Прошло восемь дней с тех пор, как умер папа. Было холодно, и шел дождь. Я заказала службу в местной церкви, хотя он и не был таким уж верующим. Мне хотелось как-то достойно это отметить, и церковь создает такую атмосферу.
Пол отвез Холли к своей маме. Он был прав: девочка начнет нервничать, увидев меня расстроенной, да и в любом случае она никогда не просидит всю службу — ей станет скучно, она будет требовать веселых развлечений, что никак не соответствует ситуации. А вот иметь рядом Пола я хотела, но он считал, что должен остаться с девочкой в Фарнеме. Я была не одна в приделе — рядом со мной сидел Боб Финдлей. Позади меня Билл и Сью Джексоны сидели с Бидди Бетфорд — ее муж лежал с гриппом. Пришел управляющий продуктовым складом, и еще один мужчина, в котором я признала коллегу папы по работе в отделе жалоб и дисциплинарных взысканий. Дома кипа карточек с выражением сочувствия указывала на популярность папы и дружеские чувства, какие люди питали к нему. Но сообщение о похоронах пришло слишком поздно, в рабочий день, и я поняла тогда, что мое письмо, должно быть, выглядело пустой отпиской и не содержало приглашения прийти. Тем не менее я надеялась, что еще придут люди и пополнят это жалкое собрание, но тут заиграл орган. Гроб внесли в церковь четыре профессионально мрачных носильщика из «Кооп».

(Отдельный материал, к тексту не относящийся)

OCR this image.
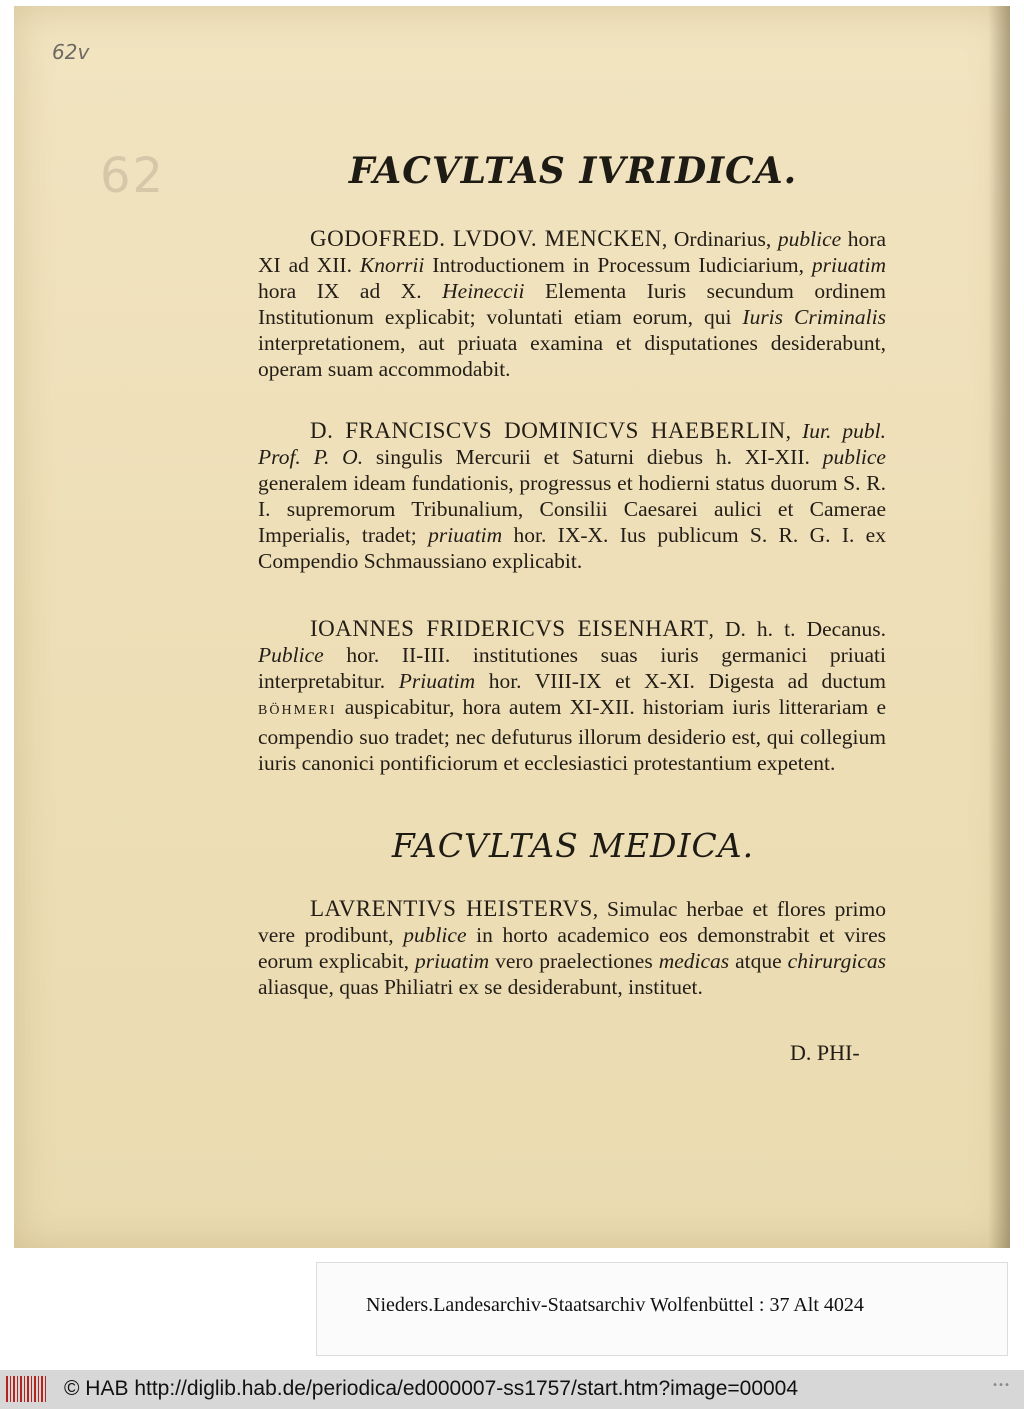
62v
62	FACVLTAS IVRIDICA.

GODOFRED. LVDOV. MENCKEN, Ordinarius, publice hora XI ad XII. Knorrii Introductionem in Processum Iudiciarium, priuatim hora IX ad X. Heineccii Elementa Iuris secundum ordinem Institutionum explicabit; voluntati etiam eorum, qui Iuris Criminalis interpretationem, aut priuata examina et disputationes desiderabunt, operam suam accommodabit.

D. FRANCISCVS DOMINICVS HAEBERLIN, Iur. publ. Prof. P. O. singulis Mercurii et Saturni diebus h. XI-XII. publice generalem ideam fundationis, progressus et hodierni status duorum S. R. I. supremorum Tribunalium, Consilii Caesarei aulici et Camerae Imperialis, tradet; priuatim hor. IX-X. Ius publicum S. R. G. I. ex Compendio Schmaussiano explicabit.

IOANNES FRIDERICVS EISENHART, D. h. t. Decanus. Publice hor. II-III. institutiones suas iuris germanici priuati interpretabitur. Priuatim hor. VIII-IX et X-XI. Digesta ad ductum BÖHMERI auspicabitur, hora autem XI-XII. historiam iuris litterariam e compendio suo tradet; nec defuturus illorum desiderio est, qui collegium iuris canonici pontificiorum et ecclesiastici protestantium expetent.

FACVLTAS MEDICA.

LAVRENTIVS HEISTERVS, Simulac herbae et flores primo vere prodibunt, publice in horto academico eos demonstrabit et vires eorum explicabit, priuatim vero praelectiones medicas atque chirurgicas aliasque, quas Philiatri ex se desiderabunt, instituet.

D. PHI-
Nieders.Landesarchiv-Staatsarchiv Wolfenbüttel : 37 Alt 4024
© HAB http://diglib.hab.de/periodica/ed000007-ss1757/start.htm?image=00004	•••
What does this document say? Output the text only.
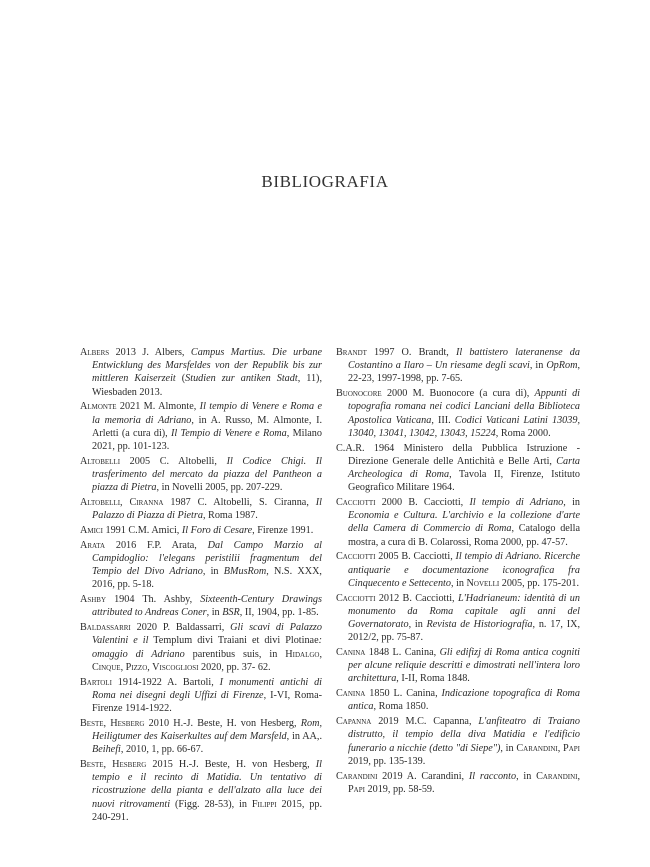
BIBLIOGRAFIA

Albers 2013 J. Albers, Campus Martius. Die urbane Entwicklung des Marsfeldes von der Republik bis zur mittleren Kaiserzeit (Studien zur antiken Stadt, 11), Wiesbaden 2013.

Almonte 2021 M. Almonte, Il tempio di Venere e Roma e la memoria di Adriano, in A. Russo, M. Almonte, I. Arletti (a cura di), Il Tempio di Venere e Roma, Milano 2021, pp. 101-123.

Altobelli 2005 C. Altobelli, Il Codice Chigi. Il trasferimento del mercato da piazza del Pantheon a piazza di Pietra, in Novelli 2005, pp. 207-229.

Altobelli, Ciranna 1987 C. Altobelli, S. Ciranna, Il Palazzo di Piazza di Pietra, Roma 1987.

Amici 1991 C.M. Amici, Il Foro di Cesare, Firenze 1991.

Arata 2016 F.P. Arata, Dal Campo Marzio al Campidoglio: l'elegans peristilii fragmentum del Tempio del Divo Adriano, in BMusRom, N.S. XXX, 2016, pp. 5-18.

Ashby 1904 Th. Ashby, Sixteenth-Century Drawings attributed to Andreas Coner, in BSR, II, 1904, pp. 1-85.

Baldassarri 2020 P. Baldassarri, Gli scavi di Palazzo Valentini e il Templum divi Traiani et divi Plotinae: omaggio di Adriano parentibus suis, in Hidalgo, Cinque, Pizzo, Viscogliosi 2020, pp. 37- 62.

Bartoli 1914-1922 A. Bartoli, I monumenti antichi di Roma nei disegni degli Uffizi di Firenze, I-VI, Roma-Firenze 1914-1922.

Beste, Hesberg 2010 H.-J. Beste, H. von Hesberg, Rom, Heiligtumer des Kaiserkultes auf dem Marsfeld, in AA,. Beihefi, 2010, 1, pp. 66-67.

Beste, Hesberg 2015 H.-J. Beste, H. von Hesberg, Il tempio e il recinto di Matidia. Un tentativo di ricostruzione della pianta e dell'alzato alla luce dei nuovi ritrovamenti (Figg. 28-53), in Filippi 2015, pp. 240-291.

Brandt 1997 O. Brandt, Il battistero lateranense da Costantino a Ilaro – Un riesame degli scavi, in OpRom, 22-23, 1997-1998, pp. 7-65.

Buonocore 2000 M. Buonocore (a cura di), Appunti di topografia romana nei codici Lanciani della Biblioteca Apostolica Vaticana, III. Codici Vaticani Latini 13039, 13040, 13041, 13042, 13043, 15224, Roma 2000.

C.A.R. 1964 Ministero della Pubblica Istruzione - Direzione Generale delle Antichità e Belle Arti, Carta Archeologica di Roma, Tavola II, Firenze, Istituto Geografico Militare 1964.

Cacciotti 2000 B. Cacciotti, Il tempio di Adriano, in Economia e Cultura. L'archivio e la collezione d'arte della Camera di Commercio di Roma, Catalogo della mostra, a cura di B. Colarossi, Roma 2000, pp. 47-57.

Cacciotti 2005 B. Cacciotti, Il tempio di Adriano. Ricerche antiquarie e documentazione iconografica fra Cinquecento e Settecento, in Novelli 2005, pp. 175-201.

Cacciotti 2012 B. Cacciotti, L'Hadrianeum: identità di un monumento da Roma capitale agli anni del Governatorato, in Revista de Historiografía, n. 17, IX, 2012/2, pp. 75-87.

Canina 1848 L. Canina, Gli edifizj di Roma antica cogniti per alcune reliquie descritti e dimostrati nell'intera loro architettura, I-II, Roma 1848.

Canina 1850 L. Canina, Indicazione topografica di Roma antica, Roma 1850.

Capanna 2019 M.C. Capanna, L'anfiteatro di Traiano distrutto, il tempio della diva Matidia e l'edificio funerario a nicchie (detto "di Siepe"), in Carandini, Papi 2019, pp. 135-139.

Carandini 2019 A. Carandini, Il racconto, in Carandini, Papi 2019, pp. 58-59.
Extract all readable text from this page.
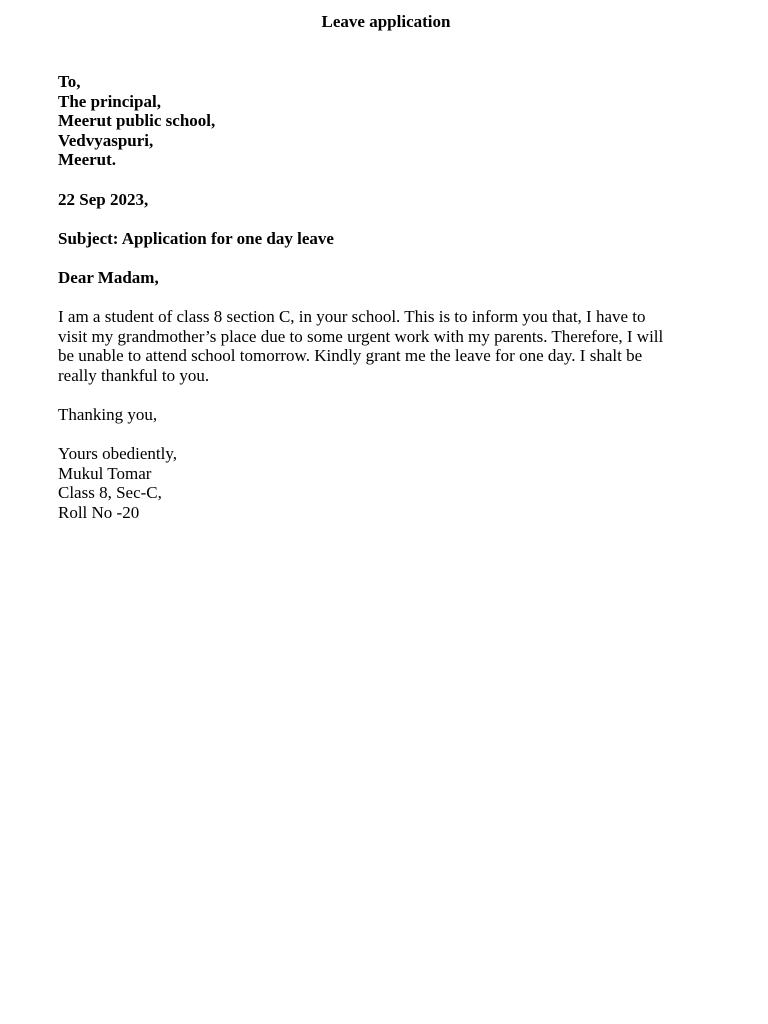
Leave application
To,
The principal,
Meerut public school,
Vedvyaspuri,
Meerut.
22 Sep 2023,
Subject: Application for one day leave
Dear Madam,
I am a student of class 8 section C, in your school. This is to inform you that, I have to
visit my grandmother’s place due to some urgent work with my parents. Therefore, I will
be unable to attend school tomorrow. Kindly grant me the leave for one day. I shalt be
really thankful to you.
Thanking you,
Yours obediently,
Mukul Tomar
Class 8, Sec-C,
Roll No -20
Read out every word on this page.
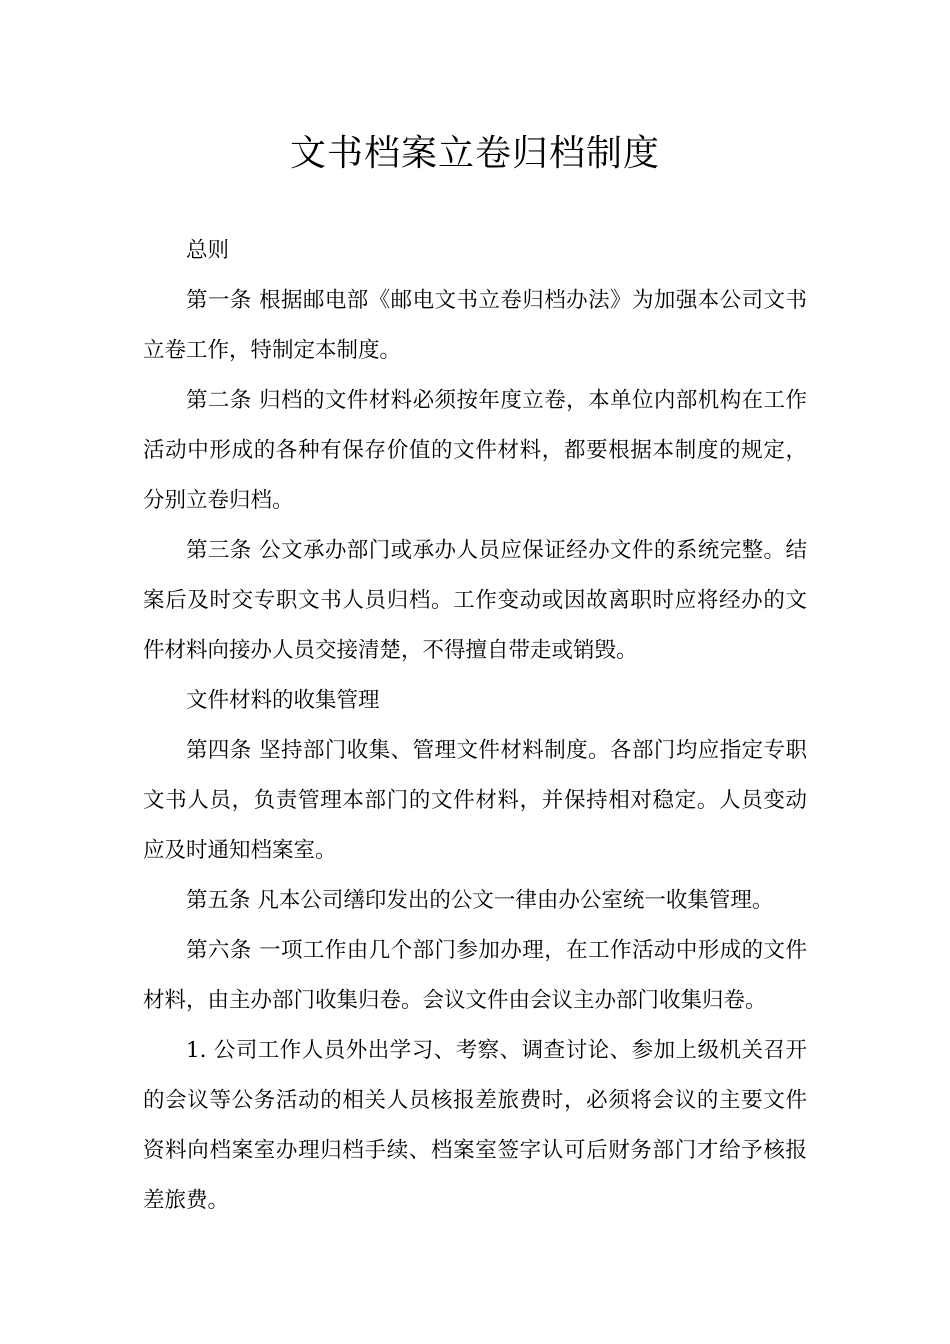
文书档案立卷归档制度

总则

第一条 根据邮电部《邮电文书立卷归档办法》为加强本公司文书立卷工作，特制定本制度。

第二条 归档的文件材料必须按年度立卷，本单位内部机构在工作活动中形成的各种有保存价值的文件材料，都要根据本制度的规定，分别立卷归档。

第三条 公文承办部门或承办人员应保证经办文件的系统完整。结案后及时交专职文书人员归档。工作变动或因故离职时应将经办的文件材料向接办人员交接清楚，不得擅自带走或销毁。

文件材料的收集管理

第四条 坚持部门收集、管理文件材料制度。各部门均应指定专职文书人员，负责管理本部门的文件材料，并保持相对稳定。人员变动应及时通知档案室。

第五条 凡本公司缮印发出的公文一律由办公室统一收集管理。

第六条 一项工作由几个部门参加办理，在工作活动中形成的文件材料，由主办部门收集归卷。会议文件由会议主办部门收集归卷。

1. 公司工作人员外出学习、考察、调查讨论、参加上级机关召开的会议等公务活动的相关人员核报差旅费时，必须将会议的主要文件资料向档案室办理归档手续、档案室签字认可后财务部门才给予核报差旅费。
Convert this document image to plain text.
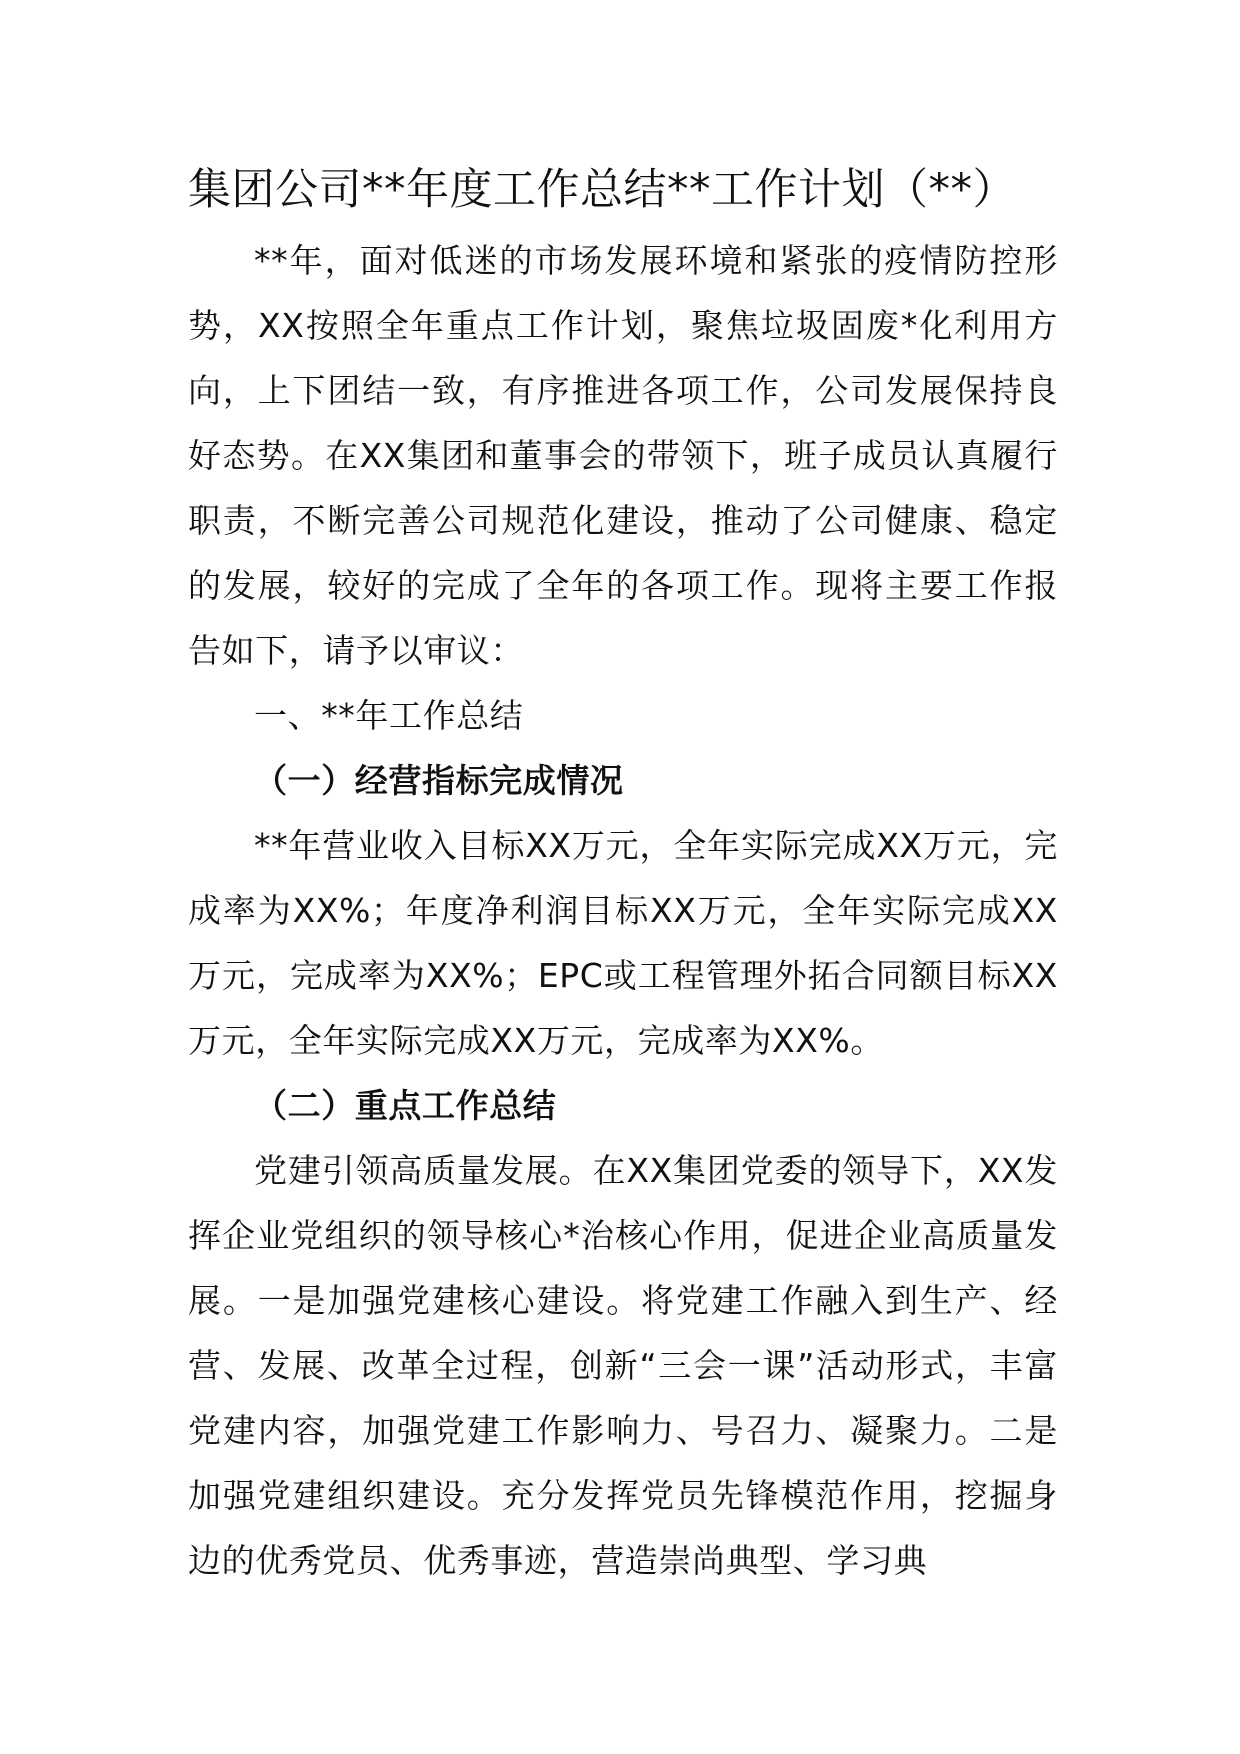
集团公司**年度工作总结**工作计划（**）

**年，面对低迷的市场发展环境和紧张的疫情防控形势，XX按照全年重点工作计划，聚焦垃圾固废*化利用方向，上下团结一致，有序推进各项工作，公司发展保持良好态势。在XX集团和董事会的带领下，班子成员认真履行职责，不断完善公司规范化建设，推动了公司健康、稳定的发展，较好的完成了全年的各项工作。现将主要工作报告如下，请予以审议：

一、**年工作总结

（一）经营指标完成情况

**年营业收入目标XX万元，全年实际完成XX万元，完成率为XX%；年度净利润目标XX万元，全年实际完成XX万元，完成率为XX%；EPC或工程管理外拓合同额目标XX万元，全年实际完成XX万元，完成率为XX%。

（二）重点工作总结

党建引领高质量发展。在XX集团党委的领导下，XX发挥企业党组织的领导核心*治核心作用，促进企业高质量发展。一是加强党建核心建设。将党建工作融入到生产、经营、发展、改革全过程，创新“三会一课”活动形式，丰富党建内容，加强党建工作影响力、号召力、凝聚力。二是加强党建组织建设。充分发挥党员先锋模范作用，挖掘身边的优秀党员、优秀事迹，营造崇尚典型、学习典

— Значит, это и есть внучка Рэя. — Барр произнес это в замедленной манере, не так, как мне помнилось, он обычно говорил более помпезно.
— Мистер Барр, — сказала я, — простите, что являюсь без предупреждения. Мне хотелось извиниться за вчерашнее. Я была не права, разговаривая с вами в таком тоне.
Он продолжал стоять в проеме двери, не отрывая взгляда от Холли. По-моему, он был пьян. После нескольких секунд молчания я пересаживаю Холли на бедро.
— Дело просто в том, что у меня была последняя телефонная квитанция папы. Он звонил по вашему номеру в день смерти, провел три четверти часа на телефоне. Извините, что я решила, будто это были вы. Мне в голову не пришло, что он мог разговаривать с кем-то другим.
Я увидела, как он нахмурился, словно пытаясь понять, что я говорю. До меня дошло, что я путано выразилась, выложила ему результат размышлений, которые занимали мою голову не один час. Я жду, чтобы он что-то сказал, что угодно. Сказал бы: «О да, понимаю, он говорил, должно быть, с моей женой, с моей дочерью, я спрошу их». Или скажем: «Мне очень жаль, что я соврал тебе, да, мы с твоим отцом долго разговаривали в тот день, и он все снова и снова повторял, какая ты у него хорошая, как тебе трудно со всем справляться и ты вовсе не виновата, что тянешь такой воз, и как ему будет не хватать тебя, когда он уйдет из этого мира».